谢玉阑瘫软在地,锦衣华服上污秽一片,他自己却似乎毫无所觉,只是难受地蹙着眉,眼角挂着生理性的泪珠。
侍立的宫人吓得面无人色,慌忙上前想要清理。
“都退下。”
谢临沅的声音温和,却带着不容置疑的威严。
他挥退所有宫人,亲自上前,弯腰将浑身污秽丶软成一滩泥的谢玉阑打横抱起,步履沉稳地朝着浴池的方向走去。
东宫的浴池引的是温泉水,池壁由汉白玉砌成,水汽氤氲。
谢临沅抱着谢玉阑踏入池中,温热的池水瞬间浸湿了两人的衣衫。他先将谢玉阑小心地放在池边光滑的玉阶上,让他靠着自己,然後动作利落地解开对方那身被污物浸透的繁复衣袍,一件件剥落,扔到池外。
很快,谢玉阑便浸泡在温热的池水中,只馀脑袋无力地靠在谢临沅的肩头。
温热的水流似乎缓解了他的不适,他微微动了动,发出了一声类似叹息的轻哼。
谢临沅面色沉静,取过池边备好的皂荚与软巾,开始仔细地为他清洗。
从沾着污渍的脖颈,到单薄的胸膛,再到纤细的腰肢和笔直的双腿。。。。。。
他的动作算不上多麽温柔,甚至带着一贯的丶不容抗拒的力道,但却异常专注和耐心,仿佛在擦拭一件稀世的物件。
只有指尖落到那湿滑的腿上时停顿了片刻。
谢临沅的手悬在空中,终究还是忍不住心中的贪念,用掌心堪堪丈量了一下谢玉阑的腿部。
很瘦,但该有的肉都有,他一掌就可以握住。
水波荡漾,氤氲的热气模糊了视线。
谢玉阑白皙的皮肤在温水中渐渐透出粉红的色泽,长而密的睫毛被水汽打湿,乖顺地垂覆着,在眼下投出小小的阴影。
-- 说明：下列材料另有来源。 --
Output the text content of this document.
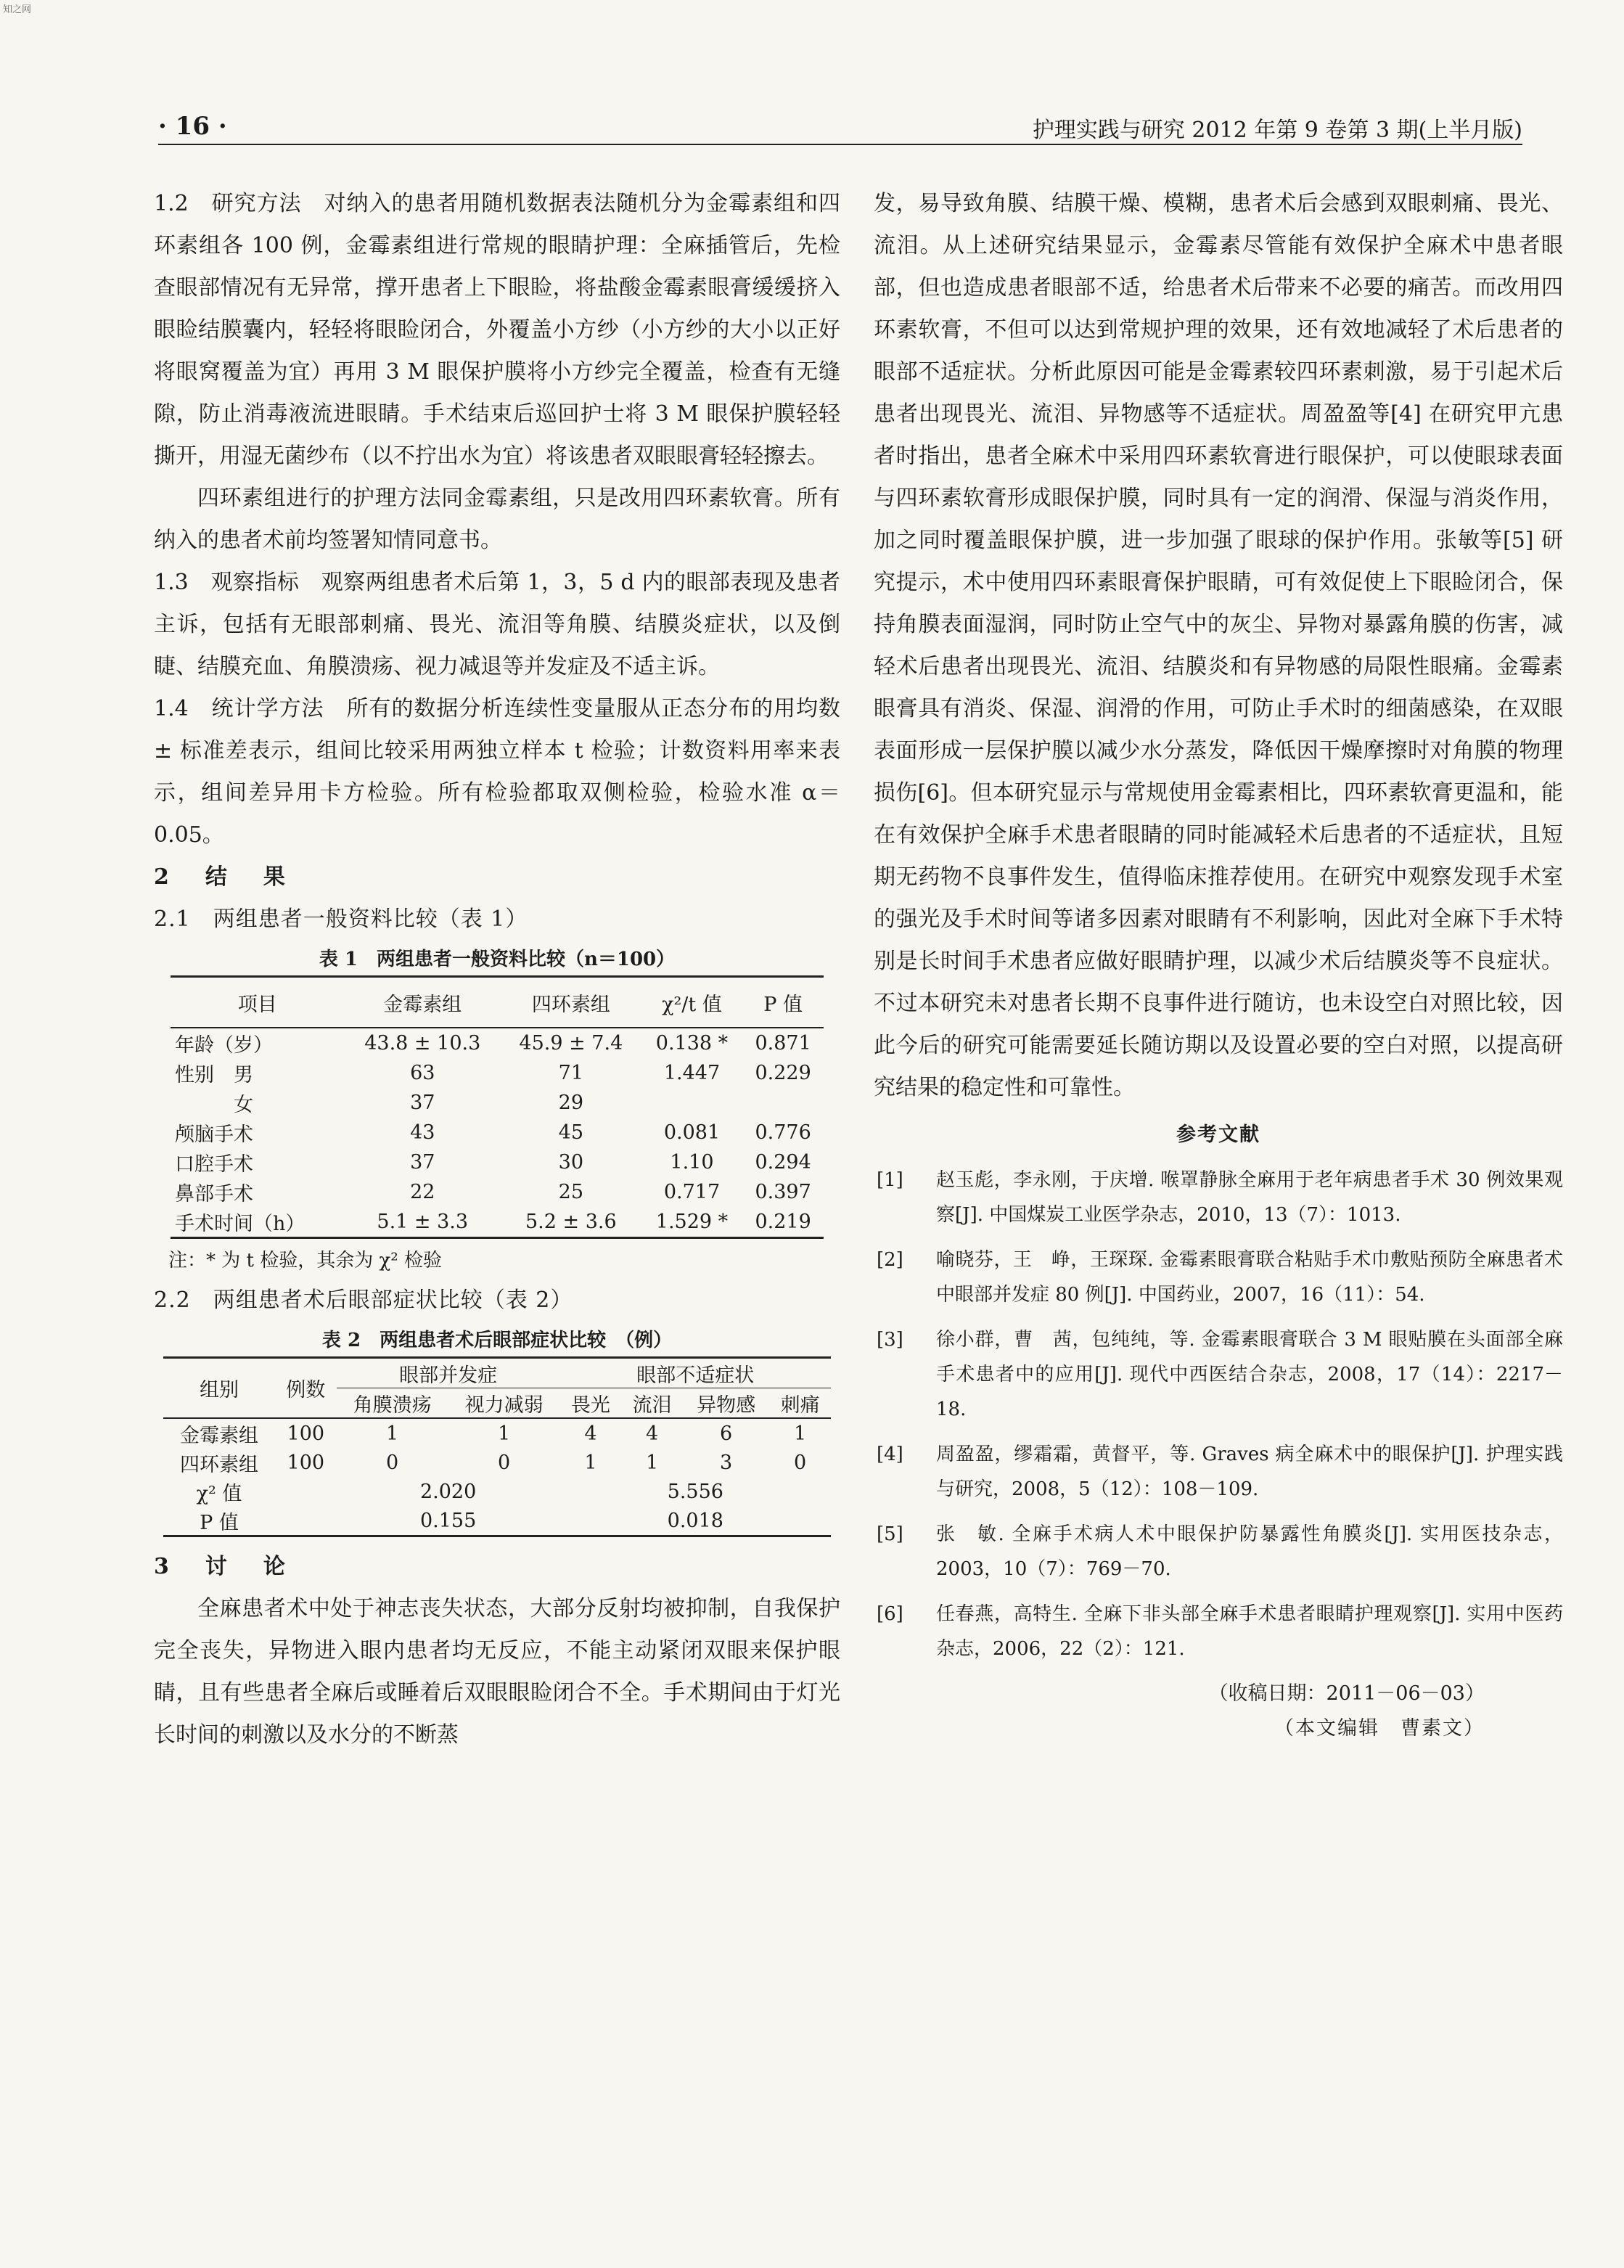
知之网
· 16 ·	护理实践与研究 2012 年第 9 卷第 3 期(上半月版)

1.2　研究方法　对纳入的患者用随机数据表法随机分为金霉素组和四环素组各 100 例，金霉素组进行常规的眼睛护理：全麻插管后，先检查眼部情况有无异常，撑开患者上下眼睑，将盐酸金霉素眼膏缓缓挤入眼睑结膜囊内，轻轻将眼睑闭合，外覆盖小方纱（小方纱的大小以正好将眼窝覆盖为宜）再用 3 M 眼保护膜将小方纱完全覆盖，检查有无缝隙，防止消毒液流进眼睛。手术结束后巡回护士将 3 M 眼保护膜轻轻撕开，用湿无菌纱布（以不拧出水为宜）将该患者双眼眼膏轻轻擦去。

四环素组进行的护理方法同金霉素组，只是改用四环素软膏。所有纳入的患者术前均签署知情同意书。

1.3　观察指标　观察两组患者术后第 1，3，5 d 内的眼部表现及患者主诉，包括有无眼部刺痛、畏光、流泪等角膜、结膜炎症状，以及倒睫、结膜充血、角膜溃疡、视力减退等并发症及不适主诉。

1.4　统计学方法　所有的数据分析连续性变量服从正态分布的用均数 ± 标准差表示，组间比较采用两独立样本 t 检验；计数资料用率来表示，组间差异用卡方检验。所有检验都取双侧检验，检验水准 α＝0.05。

2　结　果

2.1　两组患者一般资料比较（表 1）

表 1　两组患者一般资料比较（n＝100）
项目	金霉素组	四环素组	χ²/t 值	P 值
年龄（岁）	43.8 ± 10.3	45.9 ± 7.4	0.138 *	0.871
性别　男	63	71	1.447	0.229
　　　女	37	29		
颅脑手术	43	45	0.081	0.776
口腔手术	37	30	1.10	0.294
鼻部手术	22	25	0.717	0.397
手术时间（h）	5.1 ± 3.3	5.2 ± 3.6	1.529 *	0.219
注：* 为 t 检验，其余为 χ² 检验

2.2　两组患者术后眼部症状比较（表 2）

表 2　两组患者术后眼部症状比较　（例）
组别	例数	眼部并发症		眼部不适症状			
		角膜溃疡	视力减弱	畏光	流泪	异物感	刺痛
金霉素组	100	1	1	4	4	6	1
四环素组	100	0	0	1	1	3	0
χ² 值		2.020		5.556			
P 值		0.155		0.018			

3　讨　论

全麻患者术中处于神志丧失状态，大部分反射均被抑制，自我保护完全丧失，异物进入眼内患者均无反应，不能主动紧闭双眼来保护眼睛，且有些患者全麻后或睡着后双眼眼睑闭合不全。手术期间由于灯光长时间的刺激以及水分的不断蒸

发，易导致角膜、结膜干燥、模糊，患者术后会感到双眼刺痛、畏光、流泪。从上述研究结果显示，金霉素尽管能有效保护全麻术中患者眼部，但也造成患者眼部不适，给患者术后带来不必要的痛苦。而改用四环素软膏，不但可以达到常规护理的效果，还有效地减轻了术后患者的眼部不适症状。分析此原因可能是金霉素较四环素刺激，易于引起术后患者出现畏光、流泪、异物感等不适症状。周盈盈等[4] 在研究甲亢患者时指出，患者全麻术中采用四环素软膏进行眼保护，可以使眼球表面与四环素软膏形成眼保护膜，同时具有一定的润滑、保湿与消炎作用，加之同时覆盖眼保护膜，进一步加强了眼球的保护作用。张敏等[5] 研究提示，术中使用四环素眼膏保护眼睛，可有效促使上下眼睑闭合，保持角膜表面湿润，同时防止空气中的灰尘、异物对暴露角膜的伤害，减轻术后患者出现畏光、流泪、结膜炎和有异物感的局限性眼痛。金霉素眼膏具有消炎、保湿、润滑的作用，可防止手术时的细菌感染，在双眼表面形成一层保护膜以减少水分蒸发，降低因干燥摩擦时对角膜的物理损伤[6]。但本研究显示与常规使用金霉素相比，四环素软膏更温和，能在有效保护全麻手术患者眼睛的同时能减轻术后患者的不适症状，且短期无药物不良事件发生，值得临床推荐使用。在研究中观察发现手术室的强光及手术时间等诸多因素对眼睛有不利影响，因此对全麻下手术特别是长时间手术患者应做好眼睛护理，以减少术后结膜炎等不良症状。不过本研究未对患者长期不良事件进行随访，也未设空白对照比较，因此今后的研究可能需要延长随访期以及设置必要的空白对照，以提高研究结果的稳定性和可靠性。

参考文献
[1]	赵玉彪，李永刚，于庆增. 喉罩静脉全麻用于老年病患者手术 30 例效果观察[J]. 中国煤炭工业医学杂志，2010，13（7）：1013.
[2]	喻晓芬，王　峥，王琛琛. 金霉素眼膏联合粘贴手术巾敷贴预防全麻患者术中眼部并发症 80 例[J]. 中国药业，2007，16（11）：54.
[3]	徐小群，曹　茜，包纯纯，等. 金霉素眼膏联合 3 M 眼贴膜在头面部全麻手术患者中的应用[J]. 现代中西医结合杂志，2008，17（14）：2217－18.
[4]	周盈盈，缪霜霜，黄督平，等. Graves 病全麻术中的眼保护[J]. 护理实践与研究，2008，5（12）：108－109.
[5]	张　敏. 全麻手术病人术中眼保护防暴露性角膜炎[J]. 实用医技杂志，2003，10（7）：769－70.
[6]	任春燕，高特生. 全麻下非头部全麻手术患者眼睛护理观察[J]. 实用中医药杂志，2006，22（2）：121.
（收稿日期：2011－06－03）
（本文编辑　曹素文）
他偶尔会因为谢临沅的动作而发出无意识的呓语,温热的气息拂在谢临沅的颈侧。
谢临沅垂眸,看着怀中人毫无防备的丶因醉酒和热气而显得格外靡丽脆弱的模样,眸色深沉。他伸出手,拂开黏在谢玉阑额前丶颊边的湿发,指尖不经意间掠过对方泛红的耳廓。
就在这时,靠在他肩头的谢玉阑忽然身体一僵,喉咙里发出了一声压抑的干呕声。
谢临沅动作一顿,以为他又要吐,正准备将他扶开些。
然而,预想中的呕吐并未发生。谢玉阑只是难受地仰了仰头,似乎在努力压下那股恶心感。
他滚烫的带着酒气的唇瓣,因为这一仰头的动作,无意识地结结实实地贴上了谢临沅裸露在衣领外的脖颈皮肤上。
那触感柔软丶湿润,且异常灼热。